San Antonio is a place that loves to celebrate its history
San Antonio is a place that loves to celebrate its history. Our civic leaders hail the military and cultural developments that have helped build and shape the city, and praise civic celebrations (most notably Fiesta and the Folklife Festival) that tout the diversity of ethnic and racial groups that contribute to the city’s character and make us distinctive from our Sunbelt peers.
Yet beneath our history of forward progress and unity is a different, unexalted history — a history of differences, of divide and separation, where a few decades earlier, and a few miles from the River Walk, a visitor would have encountered a very different kind of San Antonio.
“The Church of Guadalupe stands upon the fringe of what has been described to me as the most fearful slum in all America,” Heywood Broun reported in the New York World-Telegram in 1939. “At first I thought that the extreme description might have been dictated by local pride ... But after my third back alley I had to confess defeat … I did not quite comprehend the character of the alley until I discovered that what I took to be a toolhouse was a residence for a family of eleven people.”
Broun’s discovery of San Antonio’s slums may have come as news to the New Yorker and his readers. It was far from new to Texans. Years earlier, in December 1911, the Dallas Morning News had devoted a series of articles to statewide housing problems. Its reporter devoted particular attention and relish to San Antonio and the West Side, noting that “In its housing problem, as in many things, San Antonio is thoroughly unique.” The article deemed the local “Mexican corrals … among the showplaces of city,” sought out by tourists who are “amazed, perhaps by the squalor, and dumbfounded at the manifest contentment of the occupants under conditions revolting to the eye and nostril.”
The conditions of what was long called the city’s “Mexican Quarter” were the product of extreme poverty and civic indifference. With effectively no public regulation and no real investment in the basics of streets, sewers, and water service, housing on the West Side was of remarkably poor quality. And the City Water Board, for years unwilling to extend water lines to users with low incomes, assured the continued existence of outdoor privies. Even as late as 1960, a study of housing and minority groups in San Antonio could describe “great numbers of shacks on rutted, wholly unimproved streets, without inside plumbing or running water.”

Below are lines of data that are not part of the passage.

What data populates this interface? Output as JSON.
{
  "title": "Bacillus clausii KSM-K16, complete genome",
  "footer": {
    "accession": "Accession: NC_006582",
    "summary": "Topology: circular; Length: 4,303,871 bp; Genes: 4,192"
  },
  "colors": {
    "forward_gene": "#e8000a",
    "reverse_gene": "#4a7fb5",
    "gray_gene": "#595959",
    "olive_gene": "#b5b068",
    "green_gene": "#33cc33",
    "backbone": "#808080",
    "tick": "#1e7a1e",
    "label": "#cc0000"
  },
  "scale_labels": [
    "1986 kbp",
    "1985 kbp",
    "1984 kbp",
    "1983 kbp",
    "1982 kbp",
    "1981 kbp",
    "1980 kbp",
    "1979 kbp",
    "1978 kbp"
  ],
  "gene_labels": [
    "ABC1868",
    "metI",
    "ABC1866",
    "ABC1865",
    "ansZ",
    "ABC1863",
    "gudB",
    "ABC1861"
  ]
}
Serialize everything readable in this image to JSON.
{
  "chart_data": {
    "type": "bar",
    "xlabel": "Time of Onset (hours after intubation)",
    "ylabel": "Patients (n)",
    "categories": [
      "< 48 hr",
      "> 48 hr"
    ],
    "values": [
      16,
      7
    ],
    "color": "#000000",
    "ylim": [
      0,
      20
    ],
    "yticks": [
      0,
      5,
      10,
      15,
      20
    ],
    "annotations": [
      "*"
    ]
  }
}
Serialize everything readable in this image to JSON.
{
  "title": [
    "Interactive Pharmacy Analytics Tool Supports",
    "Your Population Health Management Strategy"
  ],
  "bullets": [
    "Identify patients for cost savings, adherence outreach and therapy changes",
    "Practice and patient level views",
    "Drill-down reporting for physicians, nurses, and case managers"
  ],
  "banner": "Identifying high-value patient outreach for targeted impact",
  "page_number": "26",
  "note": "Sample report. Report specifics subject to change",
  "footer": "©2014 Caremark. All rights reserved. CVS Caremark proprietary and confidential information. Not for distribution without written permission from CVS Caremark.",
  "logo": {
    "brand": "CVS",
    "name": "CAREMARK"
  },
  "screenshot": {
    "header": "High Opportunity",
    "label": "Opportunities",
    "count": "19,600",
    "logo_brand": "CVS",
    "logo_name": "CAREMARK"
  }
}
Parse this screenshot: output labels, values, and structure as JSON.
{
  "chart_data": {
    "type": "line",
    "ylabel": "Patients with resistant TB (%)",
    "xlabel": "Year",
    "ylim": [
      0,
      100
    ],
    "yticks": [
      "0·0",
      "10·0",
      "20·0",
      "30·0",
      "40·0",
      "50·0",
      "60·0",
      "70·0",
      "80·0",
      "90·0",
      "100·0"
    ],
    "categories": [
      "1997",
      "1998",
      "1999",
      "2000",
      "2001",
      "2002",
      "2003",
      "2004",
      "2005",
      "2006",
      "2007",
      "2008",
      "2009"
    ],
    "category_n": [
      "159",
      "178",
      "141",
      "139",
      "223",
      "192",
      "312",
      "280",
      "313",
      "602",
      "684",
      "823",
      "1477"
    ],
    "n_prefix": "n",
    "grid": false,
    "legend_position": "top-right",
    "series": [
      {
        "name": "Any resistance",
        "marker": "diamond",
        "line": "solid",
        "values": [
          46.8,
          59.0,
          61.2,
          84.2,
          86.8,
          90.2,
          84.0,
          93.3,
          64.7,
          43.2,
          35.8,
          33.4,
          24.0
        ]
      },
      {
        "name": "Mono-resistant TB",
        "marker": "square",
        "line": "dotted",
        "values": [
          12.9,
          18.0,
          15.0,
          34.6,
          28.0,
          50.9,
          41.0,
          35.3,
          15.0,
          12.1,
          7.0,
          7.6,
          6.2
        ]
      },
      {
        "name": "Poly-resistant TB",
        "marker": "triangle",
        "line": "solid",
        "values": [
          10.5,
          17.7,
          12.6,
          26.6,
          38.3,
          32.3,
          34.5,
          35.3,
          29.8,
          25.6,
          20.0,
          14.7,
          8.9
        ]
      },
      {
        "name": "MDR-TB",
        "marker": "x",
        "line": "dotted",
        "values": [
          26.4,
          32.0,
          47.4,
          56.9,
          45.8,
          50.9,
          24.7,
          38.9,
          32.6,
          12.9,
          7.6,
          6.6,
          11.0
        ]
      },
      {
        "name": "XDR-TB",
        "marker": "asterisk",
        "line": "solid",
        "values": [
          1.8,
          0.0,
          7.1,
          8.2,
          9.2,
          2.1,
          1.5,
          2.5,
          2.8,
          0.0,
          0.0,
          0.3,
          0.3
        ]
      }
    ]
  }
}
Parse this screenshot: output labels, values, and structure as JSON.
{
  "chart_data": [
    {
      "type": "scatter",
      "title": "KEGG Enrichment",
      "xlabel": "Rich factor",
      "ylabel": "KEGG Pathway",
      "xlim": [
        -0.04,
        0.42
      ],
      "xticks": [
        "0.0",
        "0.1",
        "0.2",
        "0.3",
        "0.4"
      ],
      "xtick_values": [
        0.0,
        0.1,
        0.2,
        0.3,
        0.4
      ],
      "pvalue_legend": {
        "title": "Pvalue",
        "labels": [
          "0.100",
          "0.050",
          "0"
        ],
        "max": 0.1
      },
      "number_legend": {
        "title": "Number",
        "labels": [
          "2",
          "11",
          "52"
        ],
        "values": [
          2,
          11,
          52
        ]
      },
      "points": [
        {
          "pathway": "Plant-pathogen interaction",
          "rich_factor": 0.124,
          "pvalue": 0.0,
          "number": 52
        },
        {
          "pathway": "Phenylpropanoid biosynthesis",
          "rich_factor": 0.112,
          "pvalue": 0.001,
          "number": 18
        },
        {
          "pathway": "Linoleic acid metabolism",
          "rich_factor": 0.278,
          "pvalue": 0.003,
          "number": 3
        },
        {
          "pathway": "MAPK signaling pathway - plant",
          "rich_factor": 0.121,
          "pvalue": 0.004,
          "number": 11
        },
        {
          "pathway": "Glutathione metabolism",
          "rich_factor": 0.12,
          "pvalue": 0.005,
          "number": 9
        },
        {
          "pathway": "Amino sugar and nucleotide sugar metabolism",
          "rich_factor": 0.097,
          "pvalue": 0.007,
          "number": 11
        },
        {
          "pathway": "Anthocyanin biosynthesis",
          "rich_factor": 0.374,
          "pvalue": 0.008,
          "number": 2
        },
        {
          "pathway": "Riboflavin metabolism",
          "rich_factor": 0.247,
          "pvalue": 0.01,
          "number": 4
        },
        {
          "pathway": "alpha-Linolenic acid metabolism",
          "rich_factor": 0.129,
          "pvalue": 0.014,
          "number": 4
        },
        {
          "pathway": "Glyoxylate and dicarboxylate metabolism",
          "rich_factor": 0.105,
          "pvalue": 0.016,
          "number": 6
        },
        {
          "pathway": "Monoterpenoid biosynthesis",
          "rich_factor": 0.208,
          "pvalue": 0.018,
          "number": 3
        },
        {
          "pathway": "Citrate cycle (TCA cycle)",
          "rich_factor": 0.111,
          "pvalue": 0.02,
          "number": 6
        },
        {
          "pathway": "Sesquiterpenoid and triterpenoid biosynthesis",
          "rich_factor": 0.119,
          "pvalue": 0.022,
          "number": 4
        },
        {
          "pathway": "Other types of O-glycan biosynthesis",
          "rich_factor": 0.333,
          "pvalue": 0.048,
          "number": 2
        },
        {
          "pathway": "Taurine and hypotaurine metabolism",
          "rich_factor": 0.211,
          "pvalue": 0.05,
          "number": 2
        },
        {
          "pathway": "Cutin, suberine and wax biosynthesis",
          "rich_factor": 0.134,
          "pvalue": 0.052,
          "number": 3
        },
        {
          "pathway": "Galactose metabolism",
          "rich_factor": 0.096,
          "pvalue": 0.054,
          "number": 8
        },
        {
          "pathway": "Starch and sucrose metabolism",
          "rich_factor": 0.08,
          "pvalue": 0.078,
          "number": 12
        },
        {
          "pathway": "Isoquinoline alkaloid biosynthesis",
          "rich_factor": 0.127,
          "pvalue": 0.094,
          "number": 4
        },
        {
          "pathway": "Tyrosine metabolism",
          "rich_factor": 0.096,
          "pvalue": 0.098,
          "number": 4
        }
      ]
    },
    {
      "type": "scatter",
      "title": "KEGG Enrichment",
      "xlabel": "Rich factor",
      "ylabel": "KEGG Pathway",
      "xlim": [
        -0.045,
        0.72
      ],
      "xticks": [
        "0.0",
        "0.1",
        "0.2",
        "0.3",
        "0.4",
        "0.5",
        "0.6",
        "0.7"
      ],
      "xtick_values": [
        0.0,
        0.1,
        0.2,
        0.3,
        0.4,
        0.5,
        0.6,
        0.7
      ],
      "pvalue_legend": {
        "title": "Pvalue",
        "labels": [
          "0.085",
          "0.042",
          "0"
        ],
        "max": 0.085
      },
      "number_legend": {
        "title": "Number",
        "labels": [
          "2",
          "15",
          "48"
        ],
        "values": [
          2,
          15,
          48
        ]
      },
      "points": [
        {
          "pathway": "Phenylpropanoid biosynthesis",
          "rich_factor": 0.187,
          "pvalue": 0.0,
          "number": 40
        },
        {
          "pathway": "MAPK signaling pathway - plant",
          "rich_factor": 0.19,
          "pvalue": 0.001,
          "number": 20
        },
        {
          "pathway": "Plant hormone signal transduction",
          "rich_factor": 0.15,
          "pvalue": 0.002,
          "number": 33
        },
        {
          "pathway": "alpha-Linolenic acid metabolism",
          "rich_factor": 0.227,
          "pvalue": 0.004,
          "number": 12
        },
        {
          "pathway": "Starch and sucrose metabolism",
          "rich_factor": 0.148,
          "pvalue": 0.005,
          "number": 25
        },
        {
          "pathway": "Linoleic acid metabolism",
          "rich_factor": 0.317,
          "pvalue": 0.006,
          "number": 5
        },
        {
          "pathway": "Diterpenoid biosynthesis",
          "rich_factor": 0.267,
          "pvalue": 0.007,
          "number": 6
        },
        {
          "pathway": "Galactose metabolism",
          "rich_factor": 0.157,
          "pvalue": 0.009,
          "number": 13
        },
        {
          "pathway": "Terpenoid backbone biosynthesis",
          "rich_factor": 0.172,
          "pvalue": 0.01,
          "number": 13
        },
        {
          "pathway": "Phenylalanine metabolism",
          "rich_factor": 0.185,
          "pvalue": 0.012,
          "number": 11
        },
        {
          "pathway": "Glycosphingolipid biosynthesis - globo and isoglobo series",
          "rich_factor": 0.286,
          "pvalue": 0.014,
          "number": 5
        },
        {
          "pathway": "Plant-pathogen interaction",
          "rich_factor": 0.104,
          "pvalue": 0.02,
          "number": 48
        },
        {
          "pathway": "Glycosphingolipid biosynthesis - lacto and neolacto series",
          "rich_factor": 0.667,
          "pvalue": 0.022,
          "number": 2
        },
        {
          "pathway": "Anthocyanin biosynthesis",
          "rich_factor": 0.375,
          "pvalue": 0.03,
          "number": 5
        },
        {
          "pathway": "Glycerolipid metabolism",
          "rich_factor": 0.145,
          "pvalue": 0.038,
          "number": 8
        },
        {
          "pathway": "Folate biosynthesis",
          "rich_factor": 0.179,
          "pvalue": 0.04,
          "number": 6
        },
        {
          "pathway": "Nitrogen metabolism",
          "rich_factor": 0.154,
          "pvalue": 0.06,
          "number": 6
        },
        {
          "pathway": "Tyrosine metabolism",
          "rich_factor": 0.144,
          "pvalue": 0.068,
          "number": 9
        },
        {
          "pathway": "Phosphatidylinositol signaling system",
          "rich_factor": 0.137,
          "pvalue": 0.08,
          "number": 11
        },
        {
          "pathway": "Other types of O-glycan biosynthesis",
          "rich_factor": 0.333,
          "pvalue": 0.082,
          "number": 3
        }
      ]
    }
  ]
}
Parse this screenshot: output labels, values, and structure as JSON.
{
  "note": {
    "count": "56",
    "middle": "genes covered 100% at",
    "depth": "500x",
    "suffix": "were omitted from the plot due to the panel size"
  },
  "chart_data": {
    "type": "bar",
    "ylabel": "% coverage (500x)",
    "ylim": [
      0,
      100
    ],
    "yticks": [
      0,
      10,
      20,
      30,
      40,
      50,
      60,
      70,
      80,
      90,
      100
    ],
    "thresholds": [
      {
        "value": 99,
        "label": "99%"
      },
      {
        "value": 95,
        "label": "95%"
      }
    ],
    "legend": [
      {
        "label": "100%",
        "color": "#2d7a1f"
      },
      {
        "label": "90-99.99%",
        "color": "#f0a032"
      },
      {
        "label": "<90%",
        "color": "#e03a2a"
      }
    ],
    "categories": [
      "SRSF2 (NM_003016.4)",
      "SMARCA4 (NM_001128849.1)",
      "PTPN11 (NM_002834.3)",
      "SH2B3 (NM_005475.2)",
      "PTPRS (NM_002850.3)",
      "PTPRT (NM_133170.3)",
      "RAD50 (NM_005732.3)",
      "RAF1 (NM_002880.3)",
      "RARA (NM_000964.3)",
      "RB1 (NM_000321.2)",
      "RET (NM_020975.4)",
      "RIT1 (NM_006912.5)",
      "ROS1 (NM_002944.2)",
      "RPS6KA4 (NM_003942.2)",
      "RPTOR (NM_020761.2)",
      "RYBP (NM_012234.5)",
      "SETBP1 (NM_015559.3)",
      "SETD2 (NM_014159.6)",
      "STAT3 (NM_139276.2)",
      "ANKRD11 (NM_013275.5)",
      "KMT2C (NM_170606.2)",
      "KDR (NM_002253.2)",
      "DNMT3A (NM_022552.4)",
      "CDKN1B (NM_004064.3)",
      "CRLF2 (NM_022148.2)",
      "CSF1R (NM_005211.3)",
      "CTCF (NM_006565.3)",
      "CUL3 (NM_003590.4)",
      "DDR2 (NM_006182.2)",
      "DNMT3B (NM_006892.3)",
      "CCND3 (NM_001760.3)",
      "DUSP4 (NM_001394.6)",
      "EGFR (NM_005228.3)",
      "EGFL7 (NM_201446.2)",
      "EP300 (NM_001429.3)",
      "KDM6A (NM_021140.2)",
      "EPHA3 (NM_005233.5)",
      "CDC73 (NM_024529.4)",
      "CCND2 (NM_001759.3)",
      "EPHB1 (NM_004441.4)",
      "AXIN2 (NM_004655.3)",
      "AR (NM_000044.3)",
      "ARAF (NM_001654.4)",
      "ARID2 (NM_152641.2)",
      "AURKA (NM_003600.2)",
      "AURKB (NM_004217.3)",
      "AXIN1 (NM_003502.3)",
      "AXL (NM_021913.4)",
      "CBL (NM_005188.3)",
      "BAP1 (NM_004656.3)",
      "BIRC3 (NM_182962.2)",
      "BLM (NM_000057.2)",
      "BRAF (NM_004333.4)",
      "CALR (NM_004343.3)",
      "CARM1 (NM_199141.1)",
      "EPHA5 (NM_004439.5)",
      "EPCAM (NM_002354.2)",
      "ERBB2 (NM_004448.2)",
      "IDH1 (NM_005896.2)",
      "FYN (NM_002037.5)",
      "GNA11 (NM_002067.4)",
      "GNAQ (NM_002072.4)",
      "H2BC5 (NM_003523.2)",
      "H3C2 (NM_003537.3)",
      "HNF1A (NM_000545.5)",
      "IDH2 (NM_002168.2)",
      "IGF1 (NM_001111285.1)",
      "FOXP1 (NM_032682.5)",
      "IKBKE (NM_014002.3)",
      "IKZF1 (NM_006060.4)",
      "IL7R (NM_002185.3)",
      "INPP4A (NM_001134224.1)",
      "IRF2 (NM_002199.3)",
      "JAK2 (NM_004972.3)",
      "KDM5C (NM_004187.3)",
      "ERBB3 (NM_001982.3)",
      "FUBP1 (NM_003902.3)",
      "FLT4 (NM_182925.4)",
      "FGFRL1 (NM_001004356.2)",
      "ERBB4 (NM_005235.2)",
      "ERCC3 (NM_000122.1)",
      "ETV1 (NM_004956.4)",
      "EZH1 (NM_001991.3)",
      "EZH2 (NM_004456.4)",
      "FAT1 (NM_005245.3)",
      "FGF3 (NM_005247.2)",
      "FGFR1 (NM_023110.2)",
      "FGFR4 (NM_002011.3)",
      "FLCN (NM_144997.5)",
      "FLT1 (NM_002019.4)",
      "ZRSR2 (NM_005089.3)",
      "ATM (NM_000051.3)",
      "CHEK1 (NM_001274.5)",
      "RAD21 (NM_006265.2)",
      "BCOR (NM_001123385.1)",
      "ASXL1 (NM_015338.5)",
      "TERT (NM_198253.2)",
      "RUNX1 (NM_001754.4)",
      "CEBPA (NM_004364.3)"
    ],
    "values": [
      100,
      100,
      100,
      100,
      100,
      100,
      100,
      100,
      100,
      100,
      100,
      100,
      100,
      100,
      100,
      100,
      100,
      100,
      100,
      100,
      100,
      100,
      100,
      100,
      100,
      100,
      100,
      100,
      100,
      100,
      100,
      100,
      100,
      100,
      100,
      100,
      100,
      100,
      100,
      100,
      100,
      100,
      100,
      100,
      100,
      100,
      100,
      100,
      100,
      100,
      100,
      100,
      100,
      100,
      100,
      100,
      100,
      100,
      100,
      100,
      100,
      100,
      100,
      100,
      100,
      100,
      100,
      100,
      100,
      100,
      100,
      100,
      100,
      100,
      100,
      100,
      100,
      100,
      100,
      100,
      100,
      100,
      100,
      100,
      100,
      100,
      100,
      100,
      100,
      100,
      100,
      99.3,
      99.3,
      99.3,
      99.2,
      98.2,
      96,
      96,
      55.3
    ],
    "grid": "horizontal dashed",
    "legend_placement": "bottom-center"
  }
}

The effective segregation of San Antonio’s Hispanic population was sustained by a combination of low incomes and social norms. The 1960 study by the Commission on Race and Housing concluded that “the behavior of real-estate agents and lending institutions tends to limit the housing chances of Latin-Americans … Real-estate agents will be very careful about introducing Latin-Americans into Anglo areas — and they will admit this (‘Too many Mexicans can ruin a neighborhood’ or ‘People can never tell about Mexican neighbors’). At the same time, they deny there is any discrimination.”
For San Antonio’s African-American population, the segregation line was much more dramatic and rigid. Formal segregation in private facilities, like restaurants, hotels, and entertainment centers, continued until well into the 1960s. While public facilities were desegregated a little earlier, the legacy of separate schools, community centers, and parks sustained the separate identity of the East Side. At least for the East Side, a history of organized political participation dating back to the 1920s had yielded the paved streets, sewers, and parks that were largely absent from the Hispanic neighborhoods of the West Side.
Today, the separate and very different historical “cities” of San Antonio’s minority majority have a larger lesson for all of us. For decades, City officials, often wedded to a vision of community-wide development and improvement, were capable of blaming the city’s abysmal housing and health problems on someone or somewhere else. This obliviousness allowed a 1942 “economic and industrial survey” of San Antonio to argue that “Latin-American” migrant farm workers were “responsible for whatever problems as to employment, health, and housing conditions that might mar the reputation of San Antonio in the minds of the uninformed.”
Today’s needs, for better education, for improved public facilities, for quality neighborhoods, echo out from the days when every San Antonian did not receive a fair share of public attention, investment, and concern. It’s a history we should neither emulate nor overlook.